First, the pouring out of the Holy Spirit is not something separate and apart from the ministry of Christ. Rather, it is its continuation. Therefore, there can be no “Christless mysticism” possible with a balanced view of God along the lines of how Jesus describes the relationship between Father, Son, and Spirit in our text. This is, to an extent, one of the points that Paul argues against the Corinthian church, which had become puffed up with spiritual pride regarding its so-called spiritual gifts. And yet, without love, which necessarily flows from the mutual indwelling of the Triune God, the Corinthians were just a noisy gong. In short, the Spirit is the Spirit of Christ sent by the Father to continue the work of God, so his work cannot be divorced from God’s work and, at its worst, appropriated for our personal gain.

Second, throughout the history of the church, the three-ness of God has been overemphasized to the point that the truth of monotheism has morphed into the error of tritheism. In tritheism, the persons of the Father, Son, and Holy Spirit become absolute or ultimate and therefore separable. Our God becomes our gods, and the oneness of the true and living God is lost. Jesus’ emphasis on the mutual indwelling of the Father, Son, and Spirit is at least in part aimed at mitigating this error. While we acknowledge that the Father, Son, and Spirit are the three persons of the one God, the Son is in the Father, the Father is in the Son, and the Father and Son make their home where the Spirit resides. There is an equally ultimate oneness that balances the three-ness of our God so that we do not fall into the error of tritheism.
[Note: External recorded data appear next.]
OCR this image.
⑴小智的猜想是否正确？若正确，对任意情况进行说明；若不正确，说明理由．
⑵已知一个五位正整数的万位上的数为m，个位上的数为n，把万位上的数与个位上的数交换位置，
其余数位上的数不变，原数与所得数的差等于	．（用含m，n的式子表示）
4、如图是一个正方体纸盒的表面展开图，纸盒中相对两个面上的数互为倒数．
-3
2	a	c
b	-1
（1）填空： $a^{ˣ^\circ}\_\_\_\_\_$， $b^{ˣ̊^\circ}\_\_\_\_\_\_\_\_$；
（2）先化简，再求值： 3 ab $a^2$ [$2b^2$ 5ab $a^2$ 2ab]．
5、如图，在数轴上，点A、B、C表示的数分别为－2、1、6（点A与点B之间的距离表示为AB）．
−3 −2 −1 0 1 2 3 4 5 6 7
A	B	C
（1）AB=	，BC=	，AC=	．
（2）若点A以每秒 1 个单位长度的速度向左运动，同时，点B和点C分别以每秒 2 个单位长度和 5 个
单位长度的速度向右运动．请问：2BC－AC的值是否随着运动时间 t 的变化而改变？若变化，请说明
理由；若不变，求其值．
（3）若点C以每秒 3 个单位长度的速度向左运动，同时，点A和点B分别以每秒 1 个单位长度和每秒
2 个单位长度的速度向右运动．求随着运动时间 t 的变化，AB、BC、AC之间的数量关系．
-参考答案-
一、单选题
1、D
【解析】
Third, the opposite error is to overemphasize oneness to the exclusion of the real three-ness of God. This overemphasis of oneness can turn into the error of modalism. For the sake of simplicity, we could say that modalism teaches that the sending of the Holy Spirit in the church as is a new mode of God’s singular being, as though God was first Father in the Old Testament, then Son in the New Testament, and now Spirit in the church age. But modalism doesn’t make sense of Jesus’ teaching in John 14. When the Spirit is sent to abide with and in believers, the Father and Son make their dwelling there, too. Our Lord has the idea of the united three-ness of God close at hand as he speaks of the promised Holy Spirit. More than that, modalism has a hard time making sense of events like Jesus’ baptism in which the Father, Son, and Spirit are all present at once. Thus, there is no room for modalism in the Christian church.

In the end, there is a practical takeaway to be had with all of this discussion of Trinitarian relations. Robert Letham says the following on the importance of the doctrine of the Trinity: (ST, 152)

The doctrine of the Trinity tells us that God is personal and relational; love is at the heart of who God is. C. S. Lewis remarked that the Trinity is required for God to be love. “The words ‘God is love’ have no meaning unless God contains at least two persons. … If God was a single person, then before the world was made, he was not love.”[1]

Let us, then, give thanks to our triune God, who is love, who has manifested his love in Christ Jesus, and who has applied his love by his Holy Spirit.

[1] Robert Letham, Systematic Theology (Wheaton: Crossway, 2019), 152.